Consider an inductive sequence of $C^\ast$-algebra $A_1 \overset{\varphi_1}\to A_2\overset{\varphi_2}\to···$with inductive limit $(A,(\mu_n)_{n\in \Bbb N})$. Explain how continuity of $K_{0}$ follows from:
$K_{0}(A)= \bigcup^\infty_{n=1} K_0(\mu_n)(K_0(A_n))$
- For question can I use, $K_0(A)$ is isomorphic to the colimit of the $K_0$ groups of the individual algebras?

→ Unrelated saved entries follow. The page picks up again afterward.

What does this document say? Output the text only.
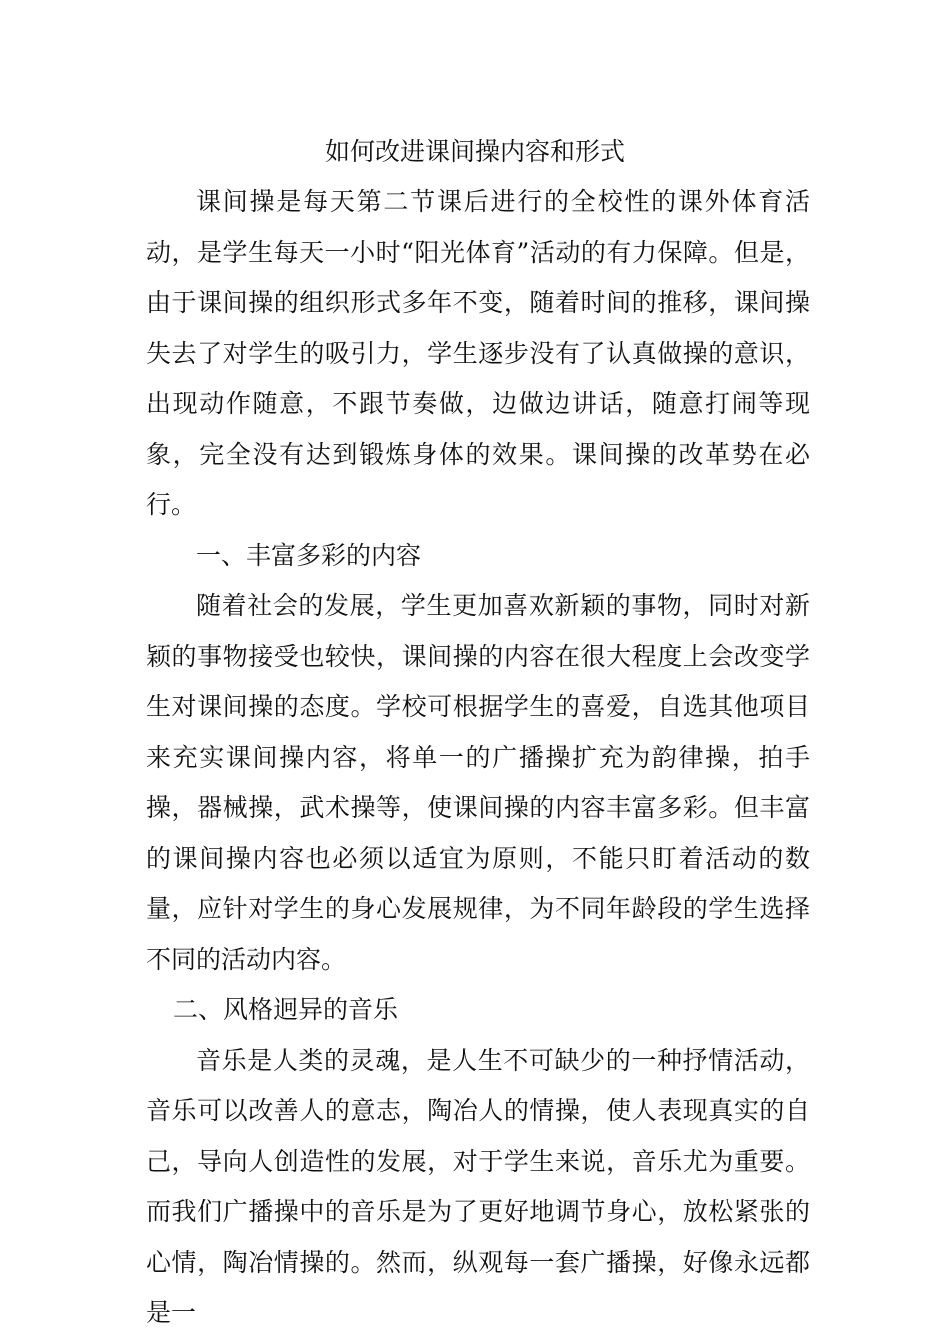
如何改进课间操内容和形式

课间操是每天第二节课后进行的全校性的课外体育活动，是学生每天一小时“阳光体育”活动的有力保障。但是，由于课间操的组织形式多年不变，随着时间的推移，课间操失去了对学生的吸引力，学生逐步没有了认真做操的意识，出现动作随意，不跟节奏做，边做边讲话，随意打闹等现象，完全没有达到锻炼身体的效果。课间操的改革势在必行。

一、丰富多彩的内容

随着社会的发展，学生更加喜欢新颖的事物，同时对新颖的事物接受也较快，课间操的内容在很大程度上会改变学生对课间操的态度。学校可根据学生的喜爱，自选其他项目来充实课间操内容，将单一的广播操扩充为韵律操，拍手操，器械操，武术操等，使课间操的内容丰富多彩。但丰富的课间操内容也必须以适宜为原则，不能只盯着活动的数量，应针对学生的身心发展规律，为不同年龄段的学生选择不同的活动内容。

二、风格迥异的音乐

音乐是人类的灵魂，是人生不可缺少的一种抒情活动，音乐可以改善人的意志，陶冶人的情操，使人表现真实的自己，导向人创造性的发展，对于学生来说，音乐尤为重要。而我们广播操中的音乐是为了更好地调节身心，放松紧张的心情，陶冶情操的。然而，纵观每一套广播操，好像永远都是一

I have answered as follows: $$ K_0(A) = \bigcup_{n=1} K_0(\mu_n)(K_0(A_n)). $$ The $K_0$ functor is a contravariant functor from the category of $C^\ast$-algebras to the category of abelian groups. Given an inductive sequence of $^\ast$-algebras and the inductive limit $A$ and the connecting maps $(\mu_n)_{n=1}$ define a new $C^\ast$-algebra, which is the colimit of this sequence. The $K_0$ functor respects colimits, meaning that $K_0(A)$ is isomorphic to the colimit of the $K_0$ groups of the individual algebras, i.e., $K_0(A) \simeq \operatorname{colim}_{n=1} K_0(A_n)$.
The union $\bigcup_{n=1} K_0(\mu_n)(K_0(A_n))$ is a natural way to express this colimit. It is essentially the union of the $K_0$ groups of the algebras $A_n$, where each $K_0(A_n)$ is mapped to $K_0(A)$ through the connecting map $K_0(\mu_n)$.